Has Antimicrobial Production Shaped Fungal Endophyte Diversification

Fungal endophytes, inhabitants of plant tissues which cause no symptoms, are a major group of hyperdiverse microfungi. They are omnipresent in plants. While most endophyte research has centred on evolutionary benefits for plants and discovery of bioactive molecules (antibiotics, insecticides, etc.), we plan to explore the evolutionary drivers of adaptation and the innovations which have contributed to diversification of endophytic fungi.

We hypothesise that a key driver is the development and maintenance of antimicrobial production by the dual means of: (1) a host environment suppresses rapid growth, thereby favouring inhibition over nutritional efficiency and (2) once antimicrobial production is established, only those fungi that can resist the antimicrobials present can effectively compete. Resistance to antimicrobials is often packaged genetically with antimicrobial production, favouring persistent antimicrobial activity in the plant without any plant driven selection, a process known as ‘competitive phenotypic screening’.

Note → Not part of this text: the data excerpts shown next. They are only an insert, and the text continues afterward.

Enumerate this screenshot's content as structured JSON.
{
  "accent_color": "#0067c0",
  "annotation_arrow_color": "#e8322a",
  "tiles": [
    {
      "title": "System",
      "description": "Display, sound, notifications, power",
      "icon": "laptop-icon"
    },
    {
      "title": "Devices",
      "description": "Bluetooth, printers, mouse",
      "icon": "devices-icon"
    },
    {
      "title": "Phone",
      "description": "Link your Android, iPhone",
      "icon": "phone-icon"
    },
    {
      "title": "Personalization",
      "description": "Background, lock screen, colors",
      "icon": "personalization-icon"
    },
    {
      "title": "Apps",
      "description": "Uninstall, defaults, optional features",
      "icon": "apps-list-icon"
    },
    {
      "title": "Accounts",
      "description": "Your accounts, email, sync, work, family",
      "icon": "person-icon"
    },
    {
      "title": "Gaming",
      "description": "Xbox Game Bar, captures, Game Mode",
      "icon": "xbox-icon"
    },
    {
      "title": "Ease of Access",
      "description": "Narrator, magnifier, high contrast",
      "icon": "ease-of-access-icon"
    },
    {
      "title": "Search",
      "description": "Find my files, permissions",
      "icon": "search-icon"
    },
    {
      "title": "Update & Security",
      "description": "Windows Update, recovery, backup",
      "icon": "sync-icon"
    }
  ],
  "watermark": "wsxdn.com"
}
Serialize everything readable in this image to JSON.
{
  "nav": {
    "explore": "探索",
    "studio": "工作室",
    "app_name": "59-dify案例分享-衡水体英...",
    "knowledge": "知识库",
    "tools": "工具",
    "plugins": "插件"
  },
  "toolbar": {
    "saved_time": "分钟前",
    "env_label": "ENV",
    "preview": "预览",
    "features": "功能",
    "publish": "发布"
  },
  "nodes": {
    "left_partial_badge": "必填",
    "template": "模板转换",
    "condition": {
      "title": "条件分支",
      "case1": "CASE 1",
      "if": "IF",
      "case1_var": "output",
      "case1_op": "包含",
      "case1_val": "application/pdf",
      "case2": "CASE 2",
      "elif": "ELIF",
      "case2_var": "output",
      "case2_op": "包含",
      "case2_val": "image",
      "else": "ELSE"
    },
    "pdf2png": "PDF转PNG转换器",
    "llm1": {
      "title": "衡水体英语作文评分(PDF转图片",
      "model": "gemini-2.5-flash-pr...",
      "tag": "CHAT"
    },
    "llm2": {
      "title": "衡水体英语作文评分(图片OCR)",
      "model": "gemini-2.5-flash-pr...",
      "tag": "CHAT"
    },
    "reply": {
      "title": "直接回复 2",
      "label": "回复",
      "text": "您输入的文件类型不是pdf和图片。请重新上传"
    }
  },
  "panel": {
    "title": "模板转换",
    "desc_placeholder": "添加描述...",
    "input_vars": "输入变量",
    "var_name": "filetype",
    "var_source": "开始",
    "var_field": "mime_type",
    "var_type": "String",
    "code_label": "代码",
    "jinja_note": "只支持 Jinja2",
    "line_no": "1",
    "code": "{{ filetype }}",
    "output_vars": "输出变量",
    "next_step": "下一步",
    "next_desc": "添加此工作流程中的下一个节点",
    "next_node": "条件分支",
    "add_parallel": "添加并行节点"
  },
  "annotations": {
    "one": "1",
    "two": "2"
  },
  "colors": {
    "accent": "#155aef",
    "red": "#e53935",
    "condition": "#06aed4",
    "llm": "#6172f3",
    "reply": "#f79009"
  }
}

We aim to test these hypotheses using a combination of broad-scale and fine-scale phylogenomic comparisons facilitated by the Fungal Tree of Life (FToL) along with experimental tests of antimicrobial activity and adaptive laboratory experiments in the Milner Centre for Evolution (i.e., lab test of the evolutionary process).

This project is a collaboration between Kew and Bath partners that seeks to understand how evolution has shaped the antimicrobial properties of fungal endophytes, fungi that live inside plants with no immediate symptoms. There is strong evidence that that these endophytes can provide protective effects against plant disease, but there is a much yet to be discovered about their identity and how natural selection has shaped their biology. This project focuses on isolation of specific lineages of these fungi, assessments of their antimicrobial production, and evolution experiments that capture how their genomes change in response to competition. The studentship will build new collections of biological material, conduct novel analyses, and gather data about antimicrobial molecules as well as answering basic ecological and evolutionary biology questions.